By editor - 07 January, 2015
Courtesy: Independent Catholic News – http://www.indcatholicnews.com
A London-based Jesuit has acted as religious adviser in the third series of BBC Drama, Father Brown, which began airing on BBC1 this week.
Father Tony Nye SJ of Farm Street Jesuit Church was invited to vet the scripts and attend recordings of the TV series based on the character created by GK Chesterton, to ensure authenticity and accuracy in the portrayal of a Catholic priest in the days before the Second Vatican Council.
Father Brown is a fictional character created based on Fr John O’Connor who was born in 1870 and died in 1952.
He was a parish priest in Bradford who was involved in the conversion of novelist Chesterton to Catholicism in 1922.
Fr Brown went on to feature in 51 detective short stories by GK Chesterton, which have been adapted into productions for television, film and radio.
Actors who have played the “short, stumpy Roman Catholic Church priest, with shapeless clothes and a large umbrella”, have included Sir Alec Guinness, Kenneth More and Andrew Sachs. In the current BBC adaptation, the role is taken by Mark Williams.
In the second series of Father Brown broadcast in 2014, its audience reach was almost 25% of the afternoon TV viewing audience (1.9m).
The show is a co-production between BBC Worldwide and BBC Drama Production and is made by BBC Birmingham Drama Village.
Executive producer Will Trotter describes it as “compulsive viewing” for BBC One Daytime.
“The success of this second series has proved that viewers have really taken Mark Williams as Father Brown to their hearts,” he says. “We are delighted that we can continue to bring such a well-loved character to life.”
Father Nye entered the Society of Jesus (the Jesuits) in 1955 and was ordained as a priest in 1966.
“The scripts were set in the 1950s,” he says, “and I tried to make sure they were as faithful to pre-Vatican II as I remembered those times, through my comments and requests for changes. Especially important was to make the drama authentically Catholic on theological points, such as use of the confessional, prayers for the dead (there would be a number of corpses lying about!), the use of Latin and of the Douai Bible when Scripture was quoted.”
Certain Anglican terms such as ‘vestry’ had to be changed to ‘sacristy’, Fr Nye noted; and the old village church, which was used as a location, had to have old monuments covered up to make it more authentically a Catholic church.

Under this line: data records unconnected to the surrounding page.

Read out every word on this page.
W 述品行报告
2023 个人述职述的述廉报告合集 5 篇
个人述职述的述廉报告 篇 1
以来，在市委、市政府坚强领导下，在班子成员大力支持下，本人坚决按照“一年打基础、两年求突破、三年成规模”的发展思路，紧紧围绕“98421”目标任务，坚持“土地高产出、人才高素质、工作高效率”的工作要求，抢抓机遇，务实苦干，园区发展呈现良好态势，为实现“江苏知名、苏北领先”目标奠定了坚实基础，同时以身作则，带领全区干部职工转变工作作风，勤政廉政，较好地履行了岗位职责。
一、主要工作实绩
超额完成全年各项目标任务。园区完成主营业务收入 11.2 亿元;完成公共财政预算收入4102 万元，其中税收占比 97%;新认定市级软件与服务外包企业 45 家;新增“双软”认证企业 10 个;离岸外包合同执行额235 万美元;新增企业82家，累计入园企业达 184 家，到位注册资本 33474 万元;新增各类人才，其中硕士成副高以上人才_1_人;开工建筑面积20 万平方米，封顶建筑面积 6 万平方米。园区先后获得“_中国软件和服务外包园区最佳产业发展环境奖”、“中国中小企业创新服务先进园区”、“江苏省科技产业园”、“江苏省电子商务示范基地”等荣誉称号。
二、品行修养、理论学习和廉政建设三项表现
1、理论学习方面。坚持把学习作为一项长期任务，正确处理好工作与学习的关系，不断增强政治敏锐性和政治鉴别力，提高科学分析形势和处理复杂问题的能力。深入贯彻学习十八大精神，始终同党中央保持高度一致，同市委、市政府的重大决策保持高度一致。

“Having watched the episode on TV, I found Father Brown real and acted by Mark Williams in an engaging and understated way, by no means a caricature,” he says.
“His cassock and soup plate hat wouldn’t be the regular gear of many priests of the time, but I let that pass for its dramatic value of character recognition. And the atmosphere was suitably 1950s, something the BBC does very well. The plots may not have been Chesterton, but they made pleasant afternoon viewing.”
The Father Brown of GK Chesterton’s short stories not only carries out his normal duties as a Catholic priest: he also gets involved with solving crimes.
In ‘The Man in the Shadows’, the first episode of series three (broadcast on 5 January 2015), Father Brown gets involved with MI5, which places fellow villager, Lady Felicia, in a compromising situation.